# Need alternative way to deal with LDOs minimum current requirement

I am designing a circuit that uses an LDO to produce 3.3v from a 10 to 18v input. I sometimes will need 1.2 amps from this regulator and at other times I only need microamps. When I need even less I can shut down the regulator but there will be times when I need regulation and my circuit will only draw possibly .5 or 1 milliamp. My circuit contains a microcontroller.

My datasheet says my LDO requires 5ma minimum load. It's a Micrel/Microchip MIC29150.

So my question is, other than putting a resistor on one of the GPIO pins of my micrcontroller and burning off electricity at around 5ma when I want to, are there any other techniques I can use that are better?

One of my thoughts were to put a zener in series with a resistor so that if the voltage goes over 3.5 or so that it burned off some milliamps but that seems dangerous to me.

• So what's the problem with putting a 680 ohm resistor from the output of the regulator to ground (not one of the GPIO pins) and let it waste 5mA? – JIm Dearden Feb 23 '17 at 19:51
• It's not dangerous but if you are always going to be taking 5 mA you might as well use a standard regulator especially as your supply has tons of headroom and doesn't need an LDOR or do what Jim says. – Andy aka Feb 23 '17 at 19:52
• regulating 1+ Amp over 7~15V difference from input, sounds like you could use a buck converter.. – Wesley Lee Feb 23 '17 at 19:56
• Small LDO + buck converter that can be switched on and off? – pjc50 Feb 23 '17 at 20:11
• @JImDearden: I thought about a buck converter instead. But it's noisier. The reason I need to turn this on and off is because I can disable the LDO and the circuit needs to only pull microamps. It will be living on a supercap charge potentially for days. The uController will wake up every few hours to check a few things and then put itself back into deep sleep. – mark b Feb 23 '17 at 22:49

Per the datasheet for the MIC29150:

The MIC2915x–2975x regulators are specified between finite loads. If the output current is too small, leakage currents dominate and the output voltage rises. The following minimum load current swamps any expected leakage current across the operating temperature range...

So it seems the minimum load requirement is determined by the worst case leakage from IN to OUT through the LDO. 5mA seems like a lot - the leakage is probably far less than this in most cases. Also, leakage is a very strong function of temperature, so if your application will not see high temperatures you could get away with less.

A zener at the LDO output might also be an option, as you stated. This will prevent the output of the LDO from exceeding the zener breakdown voltage in the case that the leakage current is greater than the load. In this case you would want to check that your load can survive the zener voltage, and also make sure that there is no overlap between the regulation voltage of the LDO and the breakdown of the zener - that would cause the LDO to dump current into the zener.
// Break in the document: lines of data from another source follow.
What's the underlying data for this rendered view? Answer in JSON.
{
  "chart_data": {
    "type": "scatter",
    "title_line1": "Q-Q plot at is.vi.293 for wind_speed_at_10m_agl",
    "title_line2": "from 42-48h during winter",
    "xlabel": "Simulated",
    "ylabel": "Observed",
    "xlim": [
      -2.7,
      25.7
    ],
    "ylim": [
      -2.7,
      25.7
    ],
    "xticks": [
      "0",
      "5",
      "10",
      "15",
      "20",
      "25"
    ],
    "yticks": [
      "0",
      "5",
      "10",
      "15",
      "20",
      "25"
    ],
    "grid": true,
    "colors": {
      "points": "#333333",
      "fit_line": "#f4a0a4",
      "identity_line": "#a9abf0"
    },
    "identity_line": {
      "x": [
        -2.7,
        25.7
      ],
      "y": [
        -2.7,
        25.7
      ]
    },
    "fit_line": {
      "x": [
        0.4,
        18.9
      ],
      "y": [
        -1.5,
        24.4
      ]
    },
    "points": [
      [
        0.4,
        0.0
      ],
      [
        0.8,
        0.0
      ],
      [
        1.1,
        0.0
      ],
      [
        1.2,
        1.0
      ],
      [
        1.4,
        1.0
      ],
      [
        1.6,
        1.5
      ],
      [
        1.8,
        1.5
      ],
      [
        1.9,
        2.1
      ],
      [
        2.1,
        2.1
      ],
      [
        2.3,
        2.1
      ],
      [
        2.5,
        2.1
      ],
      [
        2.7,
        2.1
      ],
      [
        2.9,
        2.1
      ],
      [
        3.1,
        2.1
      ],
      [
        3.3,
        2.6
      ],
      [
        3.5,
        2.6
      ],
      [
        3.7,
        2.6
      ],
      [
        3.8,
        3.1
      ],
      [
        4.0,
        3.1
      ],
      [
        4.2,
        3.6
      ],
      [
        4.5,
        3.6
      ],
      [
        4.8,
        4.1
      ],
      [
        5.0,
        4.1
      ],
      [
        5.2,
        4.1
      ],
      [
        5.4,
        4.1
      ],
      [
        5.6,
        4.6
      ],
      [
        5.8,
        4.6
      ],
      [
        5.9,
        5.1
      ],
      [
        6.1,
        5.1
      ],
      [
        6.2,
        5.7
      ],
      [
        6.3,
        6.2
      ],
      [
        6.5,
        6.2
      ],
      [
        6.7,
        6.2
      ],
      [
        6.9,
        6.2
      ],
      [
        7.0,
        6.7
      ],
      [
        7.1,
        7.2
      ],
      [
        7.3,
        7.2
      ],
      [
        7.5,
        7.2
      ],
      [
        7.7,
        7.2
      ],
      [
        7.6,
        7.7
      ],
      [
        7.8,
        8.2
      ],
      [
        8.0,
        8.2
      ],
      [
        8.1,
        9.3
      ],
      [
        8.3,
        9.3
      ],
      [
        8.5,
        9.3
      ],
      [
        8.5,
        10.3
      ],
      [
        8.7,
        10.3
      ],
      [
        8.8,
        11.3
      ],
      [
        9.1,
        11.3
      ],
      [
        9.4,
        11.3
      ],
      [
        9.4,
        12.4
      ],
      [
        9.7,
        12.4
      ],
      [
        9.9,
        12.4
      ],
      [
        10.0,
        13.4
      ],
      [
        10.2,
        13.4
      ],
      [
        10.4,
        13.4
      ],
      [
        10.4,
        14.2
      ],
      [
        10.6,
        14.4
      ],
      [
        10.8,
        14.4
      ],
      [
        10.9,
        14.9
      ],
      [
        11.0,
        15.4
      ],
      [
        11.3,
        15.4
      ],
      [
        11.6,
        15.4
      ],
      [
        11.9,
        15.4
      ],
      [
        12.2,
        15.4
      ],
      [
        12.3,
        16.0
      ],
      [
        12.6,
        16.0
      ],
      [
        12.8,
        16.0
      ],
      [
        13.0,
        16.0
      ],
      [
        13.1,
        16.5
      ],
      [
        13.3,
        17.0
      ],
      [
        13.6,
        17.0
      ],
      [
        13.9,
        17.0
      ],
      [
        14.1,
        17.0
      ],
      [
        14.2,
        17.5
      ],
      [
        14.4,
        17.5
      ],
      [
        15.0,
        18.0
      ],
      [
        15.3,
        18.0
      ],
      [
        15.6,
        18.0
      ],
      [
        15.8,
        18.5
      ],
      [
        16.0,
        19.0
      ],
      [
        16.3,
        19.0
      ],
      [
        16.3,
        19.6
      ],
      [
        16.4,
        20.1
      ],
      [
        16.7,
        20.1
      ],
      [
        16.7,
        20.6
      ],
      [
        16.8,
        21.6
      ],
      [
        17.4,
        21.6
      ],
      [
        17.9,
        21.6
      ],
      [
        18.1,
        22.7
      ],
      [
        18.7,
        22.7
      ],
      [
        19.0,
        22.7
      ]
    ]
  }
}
Personally, I would recommend looking for a different LDO that doesn't have such an onerous minimum load requirement. There are many with no minimum load requirement at all.

Most LDOs with minimum current requirements do so for stability. With too little current, the control loop may not have enough gain, or it may lose phase margin and get unstable.

Perhaps try to find a regulator which does not have such a requirement?

Check MIC2940A and MIC2941A

You could also use a switching regulator...

• I chose that regulator because it has automotive load dump and reverse connection features I like. I will look at those others. – mark b Feb 23 '17 at 22:52
• Unfortunately, the MIC294x datasheets say this: The MIC2940A will remain stable and in regulation with load currents ranging from 5mA on up to the full 1.25A rating. – mark b Feb 23 '17 at 22:58
• It also says "The minimum recommended load current of 1µA" for MIC2941 so.... I wonder which one wins! – peufeu Feb 24 '17 at 0:14
• That's weird. I'm going to go ahead and prototype this thing and find out more. – mark b Feb 24 '17 at 4:16
• Those ICs are huuuge. – mark b Feb 24 '17 at 6:47

MCP1703 is specified up to 16V (tolerates 18V), has a $<10\ \mu{A}$ quiescent current and ground current $<0.15\ mA$ under maximum load conditions.

If you need it, you can drop some volts using series diodes at the input.